Parametric Analysis of Performance and Efficiency of Free-Piston Linear Generators with 1D and CFD Simulations

High efficiency, fuel-flexibility and easy integration with electrified systems are fundamental pre-requisites of the next generation of internal combustion engines. Within this context, the free-piston linear generator (FPLG) evolves the internal combustion engine (ICE) concept by replacing the crankshaft mechanism with a liner generator, directly producing electricity from the piston motion. FPLG advantages are represented by a higher efficiency conversion from mechanical energy to electricity, the possibility to operate with variable compression ratio and reduced heat losses during the expansion stroke.
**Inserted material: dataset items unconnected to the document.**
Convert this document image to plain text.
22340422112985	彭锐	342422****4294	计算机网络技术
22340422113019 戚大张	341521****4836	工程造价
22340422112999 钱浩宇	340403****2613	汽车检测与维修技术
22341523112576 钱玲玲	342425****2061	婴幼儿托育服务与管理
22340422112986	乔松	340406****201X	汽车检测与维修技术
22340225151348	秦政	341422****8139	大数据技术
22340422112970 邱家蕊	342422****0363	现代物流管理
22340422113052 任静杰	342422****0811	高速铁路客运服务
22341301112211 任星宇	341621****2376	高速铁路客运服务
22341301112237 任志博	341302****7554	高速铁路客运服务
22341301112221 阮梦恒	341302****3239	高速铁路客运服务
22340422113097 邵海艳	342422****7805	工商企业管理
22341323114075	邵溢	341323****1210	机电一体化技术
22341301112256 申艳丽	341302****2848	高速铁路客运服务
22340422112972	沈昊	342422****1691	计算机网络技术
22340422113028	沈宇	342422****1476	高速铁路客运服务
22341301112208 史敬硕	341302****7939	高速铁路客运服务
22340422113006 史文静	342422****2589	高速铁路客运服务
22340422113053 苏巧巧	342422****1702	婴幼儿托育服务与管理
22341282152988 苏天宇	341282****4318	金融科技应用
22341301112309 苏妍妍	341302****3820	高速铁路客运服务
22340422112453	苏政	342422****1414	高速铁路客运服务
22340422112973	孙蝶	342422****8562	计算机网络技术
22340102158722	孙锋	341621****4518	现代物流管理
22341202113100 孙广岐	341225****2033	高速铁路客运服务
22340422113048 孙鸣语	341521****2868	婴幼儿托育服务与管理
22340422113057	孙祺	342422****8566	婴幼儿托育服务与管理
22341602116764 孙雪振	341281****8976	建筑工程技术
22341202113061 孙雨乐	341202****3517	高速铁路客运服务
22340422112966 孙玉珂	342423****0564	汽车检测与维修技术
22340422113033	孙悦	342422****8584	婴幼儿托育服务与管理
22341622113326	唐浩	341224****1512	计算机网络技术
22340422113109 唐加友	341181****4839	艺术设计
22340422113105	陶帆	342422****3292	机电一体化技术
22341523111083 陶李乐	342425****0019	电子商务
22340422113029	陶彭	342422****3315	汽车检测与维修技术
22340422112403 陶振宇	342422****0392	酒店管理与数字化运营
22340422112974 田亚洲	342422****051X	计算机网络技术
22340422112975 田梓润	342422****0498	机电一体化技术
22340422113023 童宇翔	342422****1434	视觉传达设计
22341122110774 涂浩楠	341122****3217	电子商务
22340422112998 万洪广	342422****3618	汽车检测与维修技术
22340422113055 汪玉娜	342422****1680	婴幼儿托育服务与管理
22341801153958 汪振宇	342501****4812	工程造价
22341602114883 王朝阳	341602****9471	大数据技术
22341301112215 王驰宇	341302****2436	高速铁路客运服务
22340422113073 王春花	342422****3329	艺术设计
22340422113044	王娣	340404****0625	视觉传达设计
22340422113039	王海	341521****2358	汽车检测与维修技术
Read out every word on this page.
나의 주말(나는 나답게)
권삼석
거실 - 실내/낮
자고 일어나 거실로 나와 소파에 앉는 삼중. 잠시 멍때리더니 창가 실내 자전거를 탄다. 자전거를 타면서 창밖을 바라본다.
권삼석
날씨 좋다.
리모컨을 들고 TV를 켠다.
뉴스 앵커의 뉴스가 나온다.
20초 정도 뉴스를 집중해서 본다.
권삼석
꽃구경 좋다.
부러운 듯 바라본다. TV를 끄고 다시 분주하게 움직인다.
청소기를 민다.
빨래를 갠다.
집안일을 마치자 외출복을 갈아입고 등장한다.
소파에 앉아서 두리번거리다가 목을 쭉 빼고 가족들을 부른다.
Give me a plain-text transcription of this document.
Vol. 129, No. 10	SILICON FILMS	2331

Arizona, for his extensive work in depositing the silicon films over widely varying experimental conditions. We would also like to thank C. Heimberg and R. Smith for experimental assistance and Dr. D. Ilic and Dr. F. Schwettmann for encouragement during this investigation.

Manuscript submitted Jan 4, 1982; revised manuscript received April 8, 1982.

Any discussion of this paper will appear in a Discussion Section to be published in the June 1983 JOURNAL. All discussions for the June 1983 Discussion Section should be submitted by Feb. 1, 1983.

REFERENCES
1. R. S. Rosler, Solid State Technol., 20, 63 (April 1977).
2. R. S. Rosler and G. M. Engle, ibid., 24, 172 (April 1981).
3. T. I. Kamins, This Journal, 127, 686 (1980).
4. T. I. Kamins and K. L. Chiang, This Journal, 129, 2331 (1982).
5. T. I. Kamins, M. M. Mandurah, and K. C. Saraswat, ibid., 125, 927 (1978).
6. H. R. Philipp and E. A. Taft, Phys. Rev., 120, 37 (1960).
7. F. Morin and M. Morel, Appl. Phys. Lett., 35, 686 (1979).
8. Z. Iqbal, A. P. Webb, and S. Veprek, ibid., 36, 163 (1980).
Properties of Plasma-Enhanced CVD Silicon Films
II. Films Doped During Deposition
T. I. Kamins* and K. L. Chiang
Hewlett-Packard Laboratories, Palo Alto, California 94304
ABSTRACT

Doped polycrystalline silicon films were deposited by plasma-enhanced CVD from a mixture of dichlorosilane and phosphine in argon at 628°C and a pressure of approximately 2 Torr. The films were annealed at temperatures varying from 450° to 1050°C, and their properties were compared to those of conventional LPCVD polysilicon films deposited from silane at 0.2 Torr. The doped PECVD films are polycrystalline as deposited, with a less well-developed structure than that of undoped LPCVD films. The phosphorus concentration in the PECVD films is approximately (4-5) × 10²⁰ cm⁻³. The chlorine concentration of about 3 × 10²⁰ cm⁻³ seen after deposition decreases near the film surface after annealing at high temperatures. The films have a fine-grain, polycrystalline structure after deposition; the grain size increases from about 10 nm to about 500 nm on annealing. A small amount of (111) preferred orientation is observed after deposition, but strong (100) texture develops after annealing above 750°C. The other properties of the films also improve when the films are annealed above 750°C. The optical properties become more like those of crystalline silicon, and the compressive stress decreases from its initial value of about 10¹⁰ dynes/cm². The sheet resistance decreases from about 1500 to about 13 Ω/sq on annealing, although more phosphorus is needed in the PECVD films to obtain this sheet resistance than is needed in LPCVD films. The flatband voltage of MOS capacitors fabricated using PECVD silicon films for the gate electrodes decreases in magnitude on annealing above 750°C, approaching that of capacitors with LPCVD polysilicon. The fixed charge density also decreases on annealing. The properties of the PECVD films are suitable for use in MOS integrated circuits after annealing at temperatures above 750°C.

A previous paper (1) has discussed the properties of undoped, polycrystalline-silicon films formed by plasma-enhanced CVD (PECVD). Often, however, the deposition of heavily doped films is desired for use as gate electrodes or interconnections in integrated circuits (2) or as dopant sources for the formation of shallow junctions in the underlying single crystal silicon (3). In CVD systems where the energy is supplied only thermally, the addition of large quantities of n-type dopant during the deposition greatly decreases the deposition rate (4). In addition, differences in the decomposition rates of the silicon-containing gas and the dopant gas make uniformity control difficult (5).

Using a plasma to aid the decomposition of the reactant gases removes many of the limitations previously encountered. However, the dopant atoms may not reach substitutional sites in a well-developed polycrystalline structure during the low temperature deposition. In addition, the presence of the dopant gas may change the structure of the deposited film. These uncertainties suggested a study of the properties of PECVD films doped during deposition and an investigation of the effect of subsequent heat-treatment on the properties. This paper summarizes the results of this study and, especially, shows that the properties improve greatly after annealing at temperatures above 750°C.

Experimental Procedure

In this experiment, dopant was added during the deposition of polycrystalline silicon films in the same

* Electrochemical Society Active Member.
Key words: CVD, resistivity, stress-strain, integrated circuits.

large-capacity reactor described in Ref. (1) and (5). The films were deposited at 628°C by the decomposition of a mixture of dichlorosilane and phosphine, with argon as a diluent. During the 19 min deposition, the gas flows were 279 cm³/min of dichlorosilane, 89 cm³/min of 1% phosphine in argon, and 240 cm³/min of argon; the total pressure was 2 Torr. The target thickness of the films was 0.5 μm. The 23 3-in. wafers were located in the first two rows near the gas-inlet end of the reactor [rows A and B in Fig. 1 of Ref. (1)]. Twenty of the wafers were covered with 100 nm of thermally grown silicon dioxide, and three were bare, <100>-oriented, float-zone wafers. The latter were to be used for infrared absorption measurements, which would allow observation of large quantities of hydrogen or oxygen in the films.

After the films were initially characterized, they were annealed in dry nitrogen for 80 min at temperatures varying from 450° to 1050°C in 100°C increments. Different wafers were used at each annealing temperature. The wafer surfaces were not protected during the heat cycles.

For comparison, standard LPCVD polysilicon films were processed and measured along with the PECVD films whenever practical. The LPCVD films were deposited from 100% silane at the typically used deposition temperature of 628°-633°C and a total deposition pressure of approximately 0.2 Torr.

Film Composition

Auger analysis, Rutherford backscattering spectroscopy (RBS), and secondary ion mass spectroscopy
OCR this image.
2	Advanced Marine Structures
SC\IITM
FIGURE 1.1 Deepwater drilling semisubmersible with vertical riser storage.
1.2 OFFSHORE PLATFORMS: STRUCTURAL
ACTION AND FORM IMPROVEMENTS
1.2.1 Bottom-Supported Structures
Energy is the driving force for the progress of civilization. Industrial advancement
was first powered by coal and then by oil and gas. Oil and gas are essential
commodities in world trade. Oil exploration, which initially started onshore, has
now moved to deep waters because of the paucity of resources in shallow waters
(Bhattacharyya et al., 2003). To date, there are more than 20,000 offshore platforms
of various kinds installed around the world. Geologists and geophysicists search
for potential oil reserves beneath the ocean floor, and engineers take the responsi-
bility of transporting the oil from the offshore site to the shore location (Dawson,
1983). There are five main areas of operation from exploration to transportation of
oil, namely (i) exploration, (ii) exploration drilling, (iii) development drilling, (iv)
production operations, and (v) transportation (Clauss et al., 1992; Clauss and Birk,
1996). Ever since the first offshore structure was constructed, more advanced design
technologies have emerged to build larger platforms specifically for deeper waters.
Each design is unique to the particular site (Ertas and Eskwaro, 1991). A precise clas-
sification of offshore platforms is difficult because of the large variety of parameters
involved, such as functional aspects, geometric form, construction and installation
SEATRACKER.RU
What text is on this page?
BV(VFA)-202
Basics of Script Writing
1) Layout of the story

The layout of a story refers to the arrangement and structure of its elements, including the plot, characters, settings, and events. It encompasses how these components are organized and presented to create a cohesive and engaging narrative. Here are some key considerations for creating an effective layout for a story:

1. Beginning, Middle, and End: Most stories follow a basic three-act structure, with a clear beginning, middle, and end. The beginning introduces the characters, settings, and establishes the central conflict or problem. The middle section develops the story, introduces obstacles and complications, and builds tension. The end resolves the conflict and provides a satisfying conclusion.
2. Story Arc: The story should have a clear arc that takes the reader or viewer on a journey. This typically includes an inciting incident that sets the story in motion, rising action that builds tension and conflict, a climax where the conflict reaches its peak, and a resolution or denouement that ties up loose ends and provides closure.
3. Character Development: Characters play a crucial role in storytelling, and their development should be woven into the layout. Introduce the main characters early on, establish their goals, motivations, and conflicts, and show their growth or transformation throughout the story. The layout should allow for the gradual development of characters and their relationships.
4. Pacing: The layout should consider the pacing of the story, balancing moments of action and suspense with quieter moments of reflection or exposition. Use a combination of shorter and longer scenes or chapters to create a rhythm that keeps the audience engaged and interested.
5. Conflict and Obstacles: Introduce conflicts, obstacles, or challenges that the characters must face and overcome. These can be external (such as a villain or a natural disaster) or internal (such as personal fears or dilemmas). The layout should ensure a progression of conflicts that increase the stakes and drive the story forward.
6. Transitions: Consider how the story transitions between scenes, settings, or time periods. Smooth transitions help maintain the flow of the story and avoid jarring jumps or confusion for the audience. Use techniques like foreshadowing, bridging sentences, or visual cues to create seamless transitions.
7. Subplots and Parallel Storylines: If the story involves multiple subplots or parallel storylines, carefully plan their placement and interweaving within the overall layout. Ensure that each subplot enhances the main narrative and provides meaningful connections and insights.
Among the different tested architectures, the two-stroke, opposed piston FPLG seems to be the most promising one. However, detailed numerical and experimental investigations are needed to understand how performance and efficiency are affected by the complex interplay of processes governing the electricity generation. In particular, the relevant differences existing between conventional crankshaft and FPLG kinematics drastically affects gas exchange and combustion process. Purpose of this work is a numerical study of the relevant parameters governing performance and efficiency of spark-ignition opposed-piston FPLGs: simulations were performed with a 1D code which was appropriately modified to account for the effects of electrical load and gas spring pressure on the piston motion. Considering the non-conventional geometry with uni-flow scavenging and sided spark-plug, preliminary CFD simulations were carried out to support the development of realistic intake and exhaust system schematics and provide a suitable heat release rate profile. Methane was used as fuel for two different reasons: it can have a biogenic origin and can be applied both in mobility and power generation. Moreover, its high octane number makes it particularly suitable to operate FPLG with high compression ratio. A single-cylinder ~250 cm3 unit was simulated, as a first step towards the development of a small-scale prototype. Simulations were carried out analyzing the effects of gas spring pressure, charging pressure, electrical load and spark-timing. The calculations showed that the efficiency is maximized by adopting the maximum possible load for any given working conditions, and by adopting a backpressure on the exhaust side, so as to increase the trapping efficiency.